„Machen Sie sich mal frei!“ {„Ich bin schliesslich Ihr Arzt……“}

Justiz © Liz Collet

Justiz © Liz Collet

Den Klammersatz muss keiner aussprechen.

Patienten sind gewohnt, der Aufforderung auch ohne diesen zu folgen. Eben weil der Arzt ja zur Diagnose, Untersuchung und Behandlung nicht ohne Grund die Aufforderung, sondern üblicherweise im Interesse der Patienten ausspricht.

Aus medizinischen Gründen. Aus medizinisch notwendigen Gründen.

Diese scheinbar harmlosen Worte gewinnen seit einiger Zeit eine fragwürdige Berühmtheit in mehreren Fällen von Ärzten, die eine sehr eigenwillige Interpretation damit verbinden. Vor allem zu Zwecken der Verteidigung, wenn es um die Freiheiten geht, die sie sich herausnehmen. Patientinnen gegenüber. Unter anderem mit heimlichen Foto- und Videoaufnahmen.

Zwei aktuelle Fälle wurden bereits hier berichtet und beschäftigen bzw beschäftigten die Justiz:

Ein weiterer ist Gegenstand der Anklage, welche die Staatsanwaltschaft Osnabrück am Dienstag am Landgericht erhoben hat. Demnach soll ein Arzt dort Frauen in möglicherweise mehreren Hundert Fällen bei der Untersuchung heimlich gefilmt haben. Entsprechende Aufnahmen hatte die Polizei Anfang 2014 auf dem Computer des Arztes gefunden. Die Videoaufnahmen soll er zwischen 2009 und 2013 mit einer Minikamera gemacht haben, die in einem Kugelschreiber in seiner Kitteltasche versteckt war. Die Staatsanwaltschaft klagt den Beschuldigten wegen der Verletzung des höchstpersönlichen Lebensbereichs durch Bildaufnahmen in insgesamt 72 Fällen an.

Angesichts des Strafrahmens von § 201a StGB stellt sich die Frage, ob dieser in Fällen des eigentlich  besonderen Vertrauensverhältnisses, das im Arzt-Patienten-Verhältniss von Ärzten ausgenutzt und missbraucht wird, dem Schutz angemessen Rechnung trägt.

Aufmerksam geworden ist die Polizei ursprünglich auf die Aufnahmen von Patientinnen, als der Arzt in Verdacht des Besitzes von Kinderpornos geraten war. Insoweit steht er bereits vor Gericht.

Auf dem Computer des Mannes hatte die Polizei auch ein Programm zum Tausch von Videodateien im Internet entdeckt, jedoch ist Berichten zufolge derzeit noch unklar, ob er damit auch die heimlichen Aufnahmen der Frauen verbreitet hat.
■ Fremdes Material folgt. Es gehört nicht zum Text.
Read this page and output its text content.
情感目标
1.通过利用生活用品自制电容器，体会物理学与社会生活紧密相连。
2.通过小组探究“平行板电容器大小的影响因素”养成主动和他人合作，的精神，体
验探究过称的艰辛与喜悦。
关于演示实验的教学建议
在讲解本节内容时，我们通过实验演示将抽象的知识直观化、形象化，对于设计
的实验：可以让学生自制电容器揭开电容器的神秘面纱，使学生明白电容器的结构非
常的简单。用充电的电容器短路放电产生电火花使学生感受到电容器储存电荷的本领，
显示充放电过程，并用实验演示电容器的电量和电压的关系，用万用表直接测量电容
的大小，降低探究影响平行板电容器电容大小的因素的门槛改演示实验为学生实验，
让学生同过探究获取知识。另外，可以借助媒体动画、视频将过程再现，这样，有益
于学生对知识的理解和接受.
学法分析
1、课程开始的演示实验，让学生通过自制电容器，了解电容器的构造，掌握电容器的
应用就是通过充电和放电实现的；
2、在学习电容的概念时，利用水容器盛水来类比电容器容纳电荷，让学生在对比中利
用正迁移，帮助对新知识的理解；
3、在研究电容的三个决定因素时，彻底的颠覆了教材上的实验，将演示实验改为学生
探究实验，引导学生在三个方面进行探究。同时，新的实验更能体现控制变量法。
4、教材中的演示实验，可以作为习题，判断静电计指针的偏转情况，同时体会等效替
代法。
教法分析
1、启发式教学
Die Staatsanwaltsschaft wirft dem Arzt ausserdem sexuellen Missbrauch unter Ausnutzung eines Betreuungs- oder Behandlungsverhältnisses in 13 Fällen vor. Der Hausarzt soll Frauen auch ohne medizinische Notwendigkeit aufgefordert haben, sich zu entkleiden und sie danach betastet haben.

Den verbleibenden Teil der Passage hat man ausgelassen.